J’ai un père. J’ai une mère. Et je suis leur fils.

Cette phrase résume tout. Elle renvoie à une éducation, à une histoire, à une responsabilité. Elle rappelle ce que signifie le respect dû à ceux qui nous ont donné la vie.

C’est cette éducation qui me pousse aujourd’hui à refuser la banalisation de cette monstruosité médiatique.

Je ne peux pas demander à mes enfants de respecter leurs parents demain si, aujourd’hui, j’accepte que l’humiliation des parents devienne un spectacle public.

Agir pour retrouver la dignité

Face à cette situation, j’assume ma part de responsabilité. Je vais saisir un conseil juridique pour examiner les voies légales possibles et les suites judiciaires envisageables contre ces propos.

Cette démarche sera strictement personnelle. Je ne parle ni au nom du Chef de l’État, ni de sa famille, ni d’une institution quelconque. Je parle en mon nom. En tant que Gabonais. En tant que citoyen. En tant que fils.

Mon objectif n’est pas de museler la critique politique. Bien au contraire.

Je souhaite que nous retrouvions un débat public où l’intelligence, la contradiction et la responsabilité l’emportent sur l’insulte, l’obscénité et l’humiliation.

Aucune nation ne peut survivre sans repères moraux

Le Gabon ne peut pas s’enfermer durablement dans cette logique. Une nation ne se détruit pas uniquement par des crises économiques ou politiques. Elle peut aussi se désintégrer par l’effritement progressif de ses valeurs fondamentales.
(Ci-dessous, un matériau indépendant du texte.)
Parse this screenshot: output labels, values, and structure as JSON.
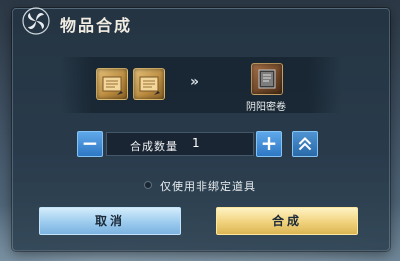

Quand l’insulte devient normale, la violence verbale devient acceptable. Quand la violence verbale devient acceptable, l’humiliation devient un spectacle. Quand l’humiliation devient un divertissement, ceux qui la propagent deviennent des icônes. Et quand ceux qui détruisent les valeurs deviennent les modèles de la société, le déclin commence par une chute morale.

Je refuse cette fatalité.

Je refuse que nos mères deviennent des cibles. Je refuse que nos femmes soient utilisées comme armes d’humiliation politique. Je refuse que nos pères soient insultés parce que leurs enfants occupent des fonctions publiques. Je refuse que nos enfants grandissent dans une société où la vulgarité est récompensée plus que la vertu.

Assez est assez.

Je ne demande à personne d’aimer Brice Clotaire Oligui Nguema ou de soutenir sa politique. Je demande simplement que nous soyons encore capables de nous respecter nous-mêmes.

Car insulter la mère de l’autre, c’est aussi insulter l’idée que nous nous faisons de notre propre mère. Et quand un peuple oublie de protéger ses valeurs, c’est son âme qu’il perd.

À chacun désormais de prendre ses responsabilités. Moi, j’ai choisi de prendre les miennes.